Saturday, September 3, 2011

Today my Princess lost one of her favorite playmates and I....

lost one of the greatest men I've ever known. I feel like my heart is broken into a million pieces.
I did not expect this. I knew he'd be fine. I was not prepared. I am not prepared. What do I tell my children? What do I tell the princess? Princess' deserve to have their Paw and now mine doesn't. I'm terrified for my grandmother, she is devastated. I'm heartbroken for my mom. I can hear the nurses words so clear and when the doctor came in I just wanted to scream. It feels like a very bad dream that I can't wake up from. 12 years ago he gave me away at our wedding.
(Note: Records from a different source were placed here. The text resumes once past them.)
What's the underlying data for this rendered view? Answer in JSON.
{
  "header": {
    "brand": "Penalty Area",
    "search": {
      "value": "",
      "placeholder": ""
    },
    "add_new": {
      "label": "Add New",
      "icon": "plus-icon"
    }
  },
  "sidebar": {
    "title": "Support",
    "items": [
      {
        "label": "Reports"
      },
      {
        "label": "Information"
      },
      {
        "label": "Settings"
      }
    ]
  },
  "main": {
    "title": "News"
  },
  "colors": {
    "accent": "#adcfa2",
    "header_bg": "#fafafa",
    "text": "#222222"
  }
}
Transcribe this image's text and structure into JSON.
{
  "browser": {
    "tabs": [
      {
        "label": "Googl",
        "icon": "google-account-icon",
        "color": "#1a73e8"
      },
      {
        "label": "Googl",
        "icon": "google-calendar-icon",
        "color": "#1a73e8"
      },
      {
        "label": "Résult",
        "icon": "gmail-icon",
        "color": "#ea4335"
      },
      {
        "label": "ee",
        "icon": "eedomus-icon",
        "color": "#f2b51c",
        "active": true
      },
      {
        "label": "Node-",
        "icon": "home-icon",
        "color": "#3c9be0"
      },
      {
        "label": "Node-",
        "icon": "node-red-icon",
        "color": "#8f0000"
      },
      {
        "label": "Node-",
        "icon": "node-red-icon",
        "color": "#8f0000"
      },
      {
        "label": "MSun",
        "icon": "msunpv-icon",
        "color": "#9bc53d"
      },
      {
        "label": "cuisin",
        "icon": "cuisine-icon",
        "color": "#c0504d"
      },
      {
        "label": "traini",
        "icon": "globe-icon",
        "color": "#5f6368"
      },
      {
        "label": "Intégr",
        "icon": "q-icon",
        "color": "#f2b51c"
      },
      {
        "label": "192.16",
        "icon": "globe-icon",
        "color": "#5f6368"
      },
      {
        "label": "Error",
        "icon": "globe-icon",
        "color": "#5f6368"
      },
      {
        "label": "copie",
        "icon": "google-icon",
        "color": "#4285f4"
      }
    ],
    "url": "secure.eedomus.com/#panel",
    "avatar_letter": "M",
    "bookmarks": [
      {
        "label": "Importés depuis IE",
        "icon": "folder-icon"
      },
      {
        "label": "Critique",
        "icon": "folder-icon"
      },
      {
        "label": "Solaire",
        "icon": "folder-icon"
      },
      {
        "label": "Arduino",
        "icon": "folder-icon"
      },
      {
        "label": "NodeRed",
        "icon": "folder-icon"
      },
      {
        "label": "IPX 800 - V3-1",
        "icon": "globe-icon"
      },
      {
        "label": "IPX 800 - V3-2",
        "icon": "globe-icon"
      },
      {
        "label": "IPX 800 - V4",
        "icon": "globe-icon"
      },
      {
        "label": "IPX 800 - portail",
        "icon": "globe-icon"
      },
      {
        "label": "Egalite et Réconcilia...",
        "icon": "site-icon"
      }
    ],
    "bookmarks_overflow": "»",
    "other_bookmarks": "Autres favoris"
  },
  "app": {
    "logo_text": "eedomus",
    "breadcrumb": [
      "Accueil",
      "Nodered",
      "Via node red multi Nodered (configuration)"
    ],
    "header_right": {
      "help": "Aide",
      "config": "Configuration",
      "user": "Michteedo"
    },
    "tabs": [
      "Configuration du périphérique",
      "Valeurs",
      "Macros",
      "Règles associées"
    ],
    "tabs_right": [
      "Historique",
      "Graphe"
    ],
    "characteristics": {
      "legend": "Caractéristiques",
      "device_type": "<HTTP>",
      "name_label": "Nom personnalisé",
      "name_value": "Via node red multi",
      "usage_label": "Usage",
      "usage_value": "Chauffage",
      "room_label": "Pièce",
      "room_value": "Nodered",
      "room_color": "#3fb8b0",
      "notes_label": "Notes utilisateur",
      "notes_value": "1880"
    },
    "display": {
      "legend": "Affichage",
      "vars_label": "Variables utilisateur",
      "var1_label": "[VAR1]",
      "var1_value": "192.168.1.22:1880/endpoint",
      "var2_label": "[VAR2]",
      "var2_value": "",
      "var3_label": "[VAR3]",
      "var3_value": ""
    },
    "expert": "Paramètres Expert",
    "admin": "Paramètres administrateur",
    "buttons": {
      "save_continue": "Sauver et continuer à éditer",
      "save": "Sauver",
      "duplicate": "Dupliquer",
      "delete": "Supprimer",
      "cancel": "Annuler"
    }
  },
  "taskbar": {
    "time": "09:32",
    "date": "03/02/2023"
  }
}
I wish I had 12 more years with him. It just doesn't seem fair.

***I am grateful for
1) he is not suffering
2) all the family
3) every single moment we had together
4) that my children got to know him
5) that he got to know my children

2 comments:

Amber said...

I am SO sorry, Kahla.

Thinking of you.

Stacy E. said...

Kahla,

I know Paw was a very special man who you will miss deeply, and I am so sorry that you lost him. Today's service was beautiful, and I'm sure Paw would have loved seeing his family come together the way everyone did this weekend. I will continue to pray for you and your family. Please let me know if I can do anything.